Considérant qu’il résulte de l’instruction et notamment des rapports des experts désignés par le juge pénal, qui ne sont pas contestés sur ce point, que le retard dans l’établissement du diagnostic de préthrombose carotidienne dont était atteint M. M., lié notamment à une erreur de diagnostic initiale et à l’absence de réalisation d’un examen simple tel qu’un Doppler lors de son admission au service des urgences du Centre hospitalier régional universitaire de Caen, alors que le médecin traitant de M. M. qui l’avait adressé audit service, évoquant explicitement une parésie avait sollicité des examens supplémentaires, a constitué une faute de nature à engager la responsabilité du Centre hospitalier ;

Considérant, d’une part, que les expertises produites au dossier, réalisées dans le cadre de l’action judiciaire engagée par M. M. à l’encontre d’un médecin du Centre hospitalier régional universitaire de Caen sont dépourvues de caractère contradictoire à l’égard de cet établissement ; que, d’autre part, si le premier expert, le docteur Guégan, estime que le diagnostic effectué plus précocement, dès le 29 septembre 1998, aurait probablement permis une intervention pîus précoce et ainsi prévenu la survenue d’un accident ischémique, le docteur Adam, second expert, conclut que le diagnostic erroné a fait perdre à M. M. des chances de récupération mais que les complications chirurgicales inhérentes à cette thérapeutique ont sûrement grandement favorisé l’accident ischémique définitif ; qu’ainsi les deux experts s’ils relèvent l’existence d’un lien entre les séquelles actuelles de M. M. et le retard de diagnostic de thrombose carotidienne n’ont pas la même appréciation des conséquences de ce retard sur l’état de l’intéressé ; que dans ces conditions, l’état du dossier ne permet pas au tribunal de se prononcer en toute connaissance de cause sur les conséquences dommageables du retard de diagnostic ci-dessus analysé ; qu’il y a lieu, par suite, avant de statuer sur la demande indemnitaire d’ordonner une expertise aux fins précisées ci-après ;

D E C I D E :

Article 1er : Il sera, avant de statuer sur les demandes indemnitaires présentées par les consorts M., procéder à une expertise médicale.

Article 2 : L’expert sera désigné par le président du tribunal. Il accomplira sa mission dans les conditions prévues par les articles R.621-2 à R.621-14 du code de justice administrative.

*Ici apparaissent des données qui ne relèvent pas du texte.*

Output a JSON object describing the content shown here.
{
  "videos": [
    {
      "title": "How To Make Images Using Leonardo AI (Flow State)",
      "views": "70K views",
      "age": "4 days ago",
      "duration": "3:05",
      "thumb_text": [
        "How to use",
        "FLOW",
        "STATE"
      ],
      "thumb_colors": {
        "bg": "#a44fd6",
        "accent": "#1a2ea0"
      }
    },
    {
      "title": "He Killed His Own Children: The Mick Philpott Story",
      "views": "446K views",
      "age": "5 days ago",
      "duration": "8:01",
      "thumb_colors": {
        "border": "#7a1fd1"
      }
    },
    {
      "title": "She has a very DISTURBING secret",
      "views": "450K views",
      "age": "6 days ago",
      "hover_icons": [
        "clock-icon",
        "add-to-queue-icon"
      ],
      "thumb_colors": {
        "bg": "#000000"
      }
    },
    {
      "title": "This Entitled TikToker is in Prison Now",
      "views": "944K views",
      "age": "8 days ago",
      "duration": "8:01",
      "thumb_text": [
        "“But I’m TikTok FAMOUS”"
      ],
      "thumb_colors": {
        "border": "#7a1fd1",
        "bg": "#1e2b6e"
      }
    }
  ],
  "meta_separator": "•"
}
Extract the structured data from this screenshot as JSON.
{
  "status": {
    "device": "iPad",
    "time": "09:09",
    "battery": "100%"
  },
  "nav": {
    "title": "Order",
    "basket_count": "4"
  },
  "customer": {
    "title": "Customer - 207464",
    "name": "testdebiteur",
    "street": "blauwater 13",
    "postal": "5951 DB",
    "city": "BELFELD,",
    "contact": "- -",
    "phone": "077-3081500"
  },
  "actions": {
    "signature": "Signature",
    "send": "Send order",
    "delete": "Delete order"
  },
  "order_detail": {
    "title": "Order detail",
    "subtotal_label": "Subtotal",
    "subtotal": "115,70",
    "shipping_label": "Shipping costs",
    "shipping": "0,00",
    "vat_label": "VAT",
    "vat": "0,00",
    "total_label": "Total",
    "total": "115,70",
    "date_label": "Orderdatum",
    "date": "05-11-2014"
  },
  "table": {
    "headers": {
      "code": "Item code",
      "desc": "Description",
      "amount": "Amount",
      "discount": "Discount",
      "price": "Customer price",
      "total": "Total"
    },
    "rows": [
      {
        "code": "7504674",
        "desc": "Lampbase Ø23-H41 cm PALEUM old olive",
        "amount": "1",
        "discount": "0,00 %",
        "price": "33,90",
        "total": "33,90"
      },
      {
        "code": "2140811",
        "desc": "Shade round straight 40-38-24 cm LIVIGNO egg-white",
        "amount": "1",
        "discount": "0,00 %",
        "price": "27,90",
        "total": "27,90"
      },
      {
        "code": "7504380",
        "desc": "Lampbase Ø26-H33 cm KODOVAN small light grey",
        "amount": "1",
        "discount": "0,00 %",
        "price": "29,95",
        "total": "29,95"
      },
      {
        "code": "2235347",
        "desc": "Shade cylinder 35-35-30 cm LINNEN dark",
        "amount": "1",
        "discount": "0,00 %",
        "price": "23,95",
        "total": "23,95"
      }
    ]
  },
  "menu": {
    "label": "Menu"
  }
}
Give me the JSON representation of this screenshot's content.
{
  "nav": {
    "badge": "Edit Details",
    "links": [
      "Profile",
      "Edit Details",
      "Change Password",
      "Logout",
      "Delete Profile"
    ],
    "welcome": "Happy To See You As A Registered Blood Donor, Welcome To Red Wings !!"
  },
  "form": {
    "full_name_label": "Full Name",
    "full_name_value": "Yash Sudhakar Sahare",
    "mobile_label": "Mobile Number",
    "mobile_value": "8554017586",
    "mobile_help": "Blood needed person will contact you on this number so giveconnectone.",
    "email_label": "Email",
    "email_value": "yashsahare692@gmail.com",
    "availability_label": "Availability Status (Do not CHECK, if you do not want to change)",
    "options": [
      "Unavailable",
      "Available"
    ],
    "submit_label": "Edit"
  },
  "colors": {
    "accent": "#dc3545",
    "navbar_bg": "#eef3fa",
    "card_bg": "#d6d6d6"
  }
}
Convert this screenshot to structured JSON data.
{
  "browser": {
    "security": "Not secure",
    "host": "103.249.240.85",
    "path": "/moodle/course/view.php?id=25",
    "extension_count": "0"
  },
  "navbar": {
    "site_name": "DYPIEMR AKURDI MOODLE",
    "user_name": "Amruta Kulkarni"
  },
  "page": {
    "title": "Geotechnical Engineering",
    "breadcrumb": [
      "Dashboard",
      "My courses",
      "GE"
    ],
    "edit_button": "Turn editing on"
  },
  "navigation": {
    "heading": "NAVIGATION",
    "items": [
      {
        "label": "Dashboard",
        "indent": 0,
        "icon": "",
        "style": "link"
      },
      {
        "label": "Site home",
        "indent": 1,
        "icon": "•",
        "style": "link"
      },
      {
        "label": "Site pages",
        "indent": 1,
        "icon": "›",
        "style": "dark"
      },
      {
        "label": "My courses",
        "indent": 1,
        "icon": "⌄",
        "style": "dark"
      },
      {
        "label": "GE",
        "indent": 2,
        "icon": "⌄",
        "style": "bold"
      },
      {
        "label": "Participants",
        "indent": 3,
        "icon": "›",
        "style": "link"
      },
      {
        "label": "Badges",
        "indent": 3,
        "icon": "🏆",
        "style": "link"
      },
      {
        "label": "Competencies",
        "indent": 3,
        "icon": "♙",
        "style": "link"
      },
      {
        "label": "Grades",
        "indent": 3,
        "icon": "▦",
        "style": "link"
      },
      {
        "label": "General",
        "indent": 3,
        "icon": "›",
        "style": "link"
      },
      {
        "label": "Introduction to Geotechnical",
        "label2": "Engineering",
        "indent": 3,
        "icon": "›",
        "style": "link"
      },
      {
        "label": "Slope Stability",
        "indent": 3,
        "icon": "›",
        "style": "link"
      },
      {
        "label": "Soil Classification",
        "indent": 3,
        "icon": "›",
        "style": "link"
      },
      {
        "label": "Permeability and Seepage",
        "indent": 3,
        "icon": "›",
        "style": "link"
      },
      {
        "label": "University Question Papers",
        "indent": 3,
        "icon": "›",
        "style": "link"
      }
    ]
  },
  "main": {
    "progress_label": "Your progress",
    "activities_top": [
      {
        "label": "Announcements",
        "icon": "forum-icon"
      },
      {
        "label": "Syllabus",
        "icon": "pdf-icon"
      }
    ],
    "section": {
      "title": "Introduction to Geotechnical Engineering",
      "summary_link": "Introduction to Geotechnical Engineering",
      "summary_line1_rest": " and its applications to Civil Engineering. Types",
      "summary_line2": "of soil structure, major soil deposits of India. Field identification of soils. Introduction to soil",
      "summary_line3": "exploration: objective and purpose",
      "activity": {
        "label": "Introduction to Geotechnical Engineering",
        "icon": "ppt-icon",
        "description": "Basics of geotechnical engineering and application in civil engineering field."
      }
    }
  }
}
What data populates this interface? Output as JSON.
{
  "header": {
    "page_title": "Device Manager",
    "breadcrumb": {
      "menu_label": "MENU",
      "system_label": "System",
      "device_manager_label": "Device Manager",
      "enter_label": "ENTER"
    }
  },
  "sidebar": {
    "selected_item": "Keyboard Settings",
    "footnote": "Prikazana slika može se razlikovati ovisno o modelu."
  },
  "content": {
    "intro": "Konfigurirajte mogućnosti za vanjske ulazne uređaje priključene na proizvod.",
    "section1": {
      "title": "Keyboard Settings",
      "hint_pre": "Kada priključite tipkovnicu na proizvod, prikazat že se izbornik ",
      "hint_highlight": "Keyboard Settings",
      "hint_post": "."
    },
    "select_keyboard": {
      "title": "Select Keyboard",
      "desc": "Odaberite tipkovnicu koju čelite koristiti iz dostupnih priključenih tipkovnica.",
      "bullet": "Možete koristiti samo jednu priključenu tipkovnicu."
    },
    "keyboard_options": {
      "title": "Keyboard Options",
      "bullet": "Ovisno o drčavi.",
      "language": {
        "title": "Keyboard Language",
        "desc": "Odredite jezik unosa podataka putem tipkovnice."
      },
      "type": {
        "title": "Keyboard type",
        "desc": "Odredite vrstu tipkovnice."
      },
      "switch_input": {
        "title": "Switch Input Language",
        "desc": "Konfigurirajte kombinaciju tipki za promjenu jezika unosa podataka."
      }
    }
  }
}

Article 3 : L’expert aura pour mission :

- de se faire communiquer l’entier dossier médical de M. M. détenu par le Centre hospitalier régional universitaire de Caen ainsi que tous autres documents médicaux utiles et notamment ceux qui seraient détenus par le centre hospitalier de Granville ;
- de décrire l’état de M. M. avant son admission au service des urgences du Centre hospitalier régional universitaire de Caen ;
- de dire si un diagnostic plus précoce aurait permis d’éviter l’accident ischémique sylvien dont M. M. a été atteint, et si les soins postérieurs au diagnostic ont été diligents et conformes aux données acquises de la science ainsi qu’aux règles de l’art médical ;
- de dire quel aurait été l’état de santé de M. M. après intervention, en l’absence de retard à l’intervention ou de tout autre cause de complication et l’évolution prévisible de cet état ;
- d’examiner M. M., de décrire son état actuel, de préciser si son état est consolidé et dans l’affirmative en fixer la date ;
- d’évaluer l’ensemble des préjudices de l’intéressé résultant du retard de diagnostic en déterminant le taux de l’incapacité permanente partielle, les souffrances physiques, le préjudice esthétique et le préjudice d’agrément, en chiffrant ces trois derniers chef de préjudice sur une échelle de 1 à 7 ;
- d’une manière générale, de fournir au tribunal tous éléments utiles à la solution du présent litige ;

Article 4 : Les frais de la présente expertise seront avancés par le Centre hospitalier régional universitaire de Caen.

Article 5 : Tous droits et moyens des parties sur lesquels il n’est pas expressément statué par le présent jugement sont réservés jusqu’en fin d’instance.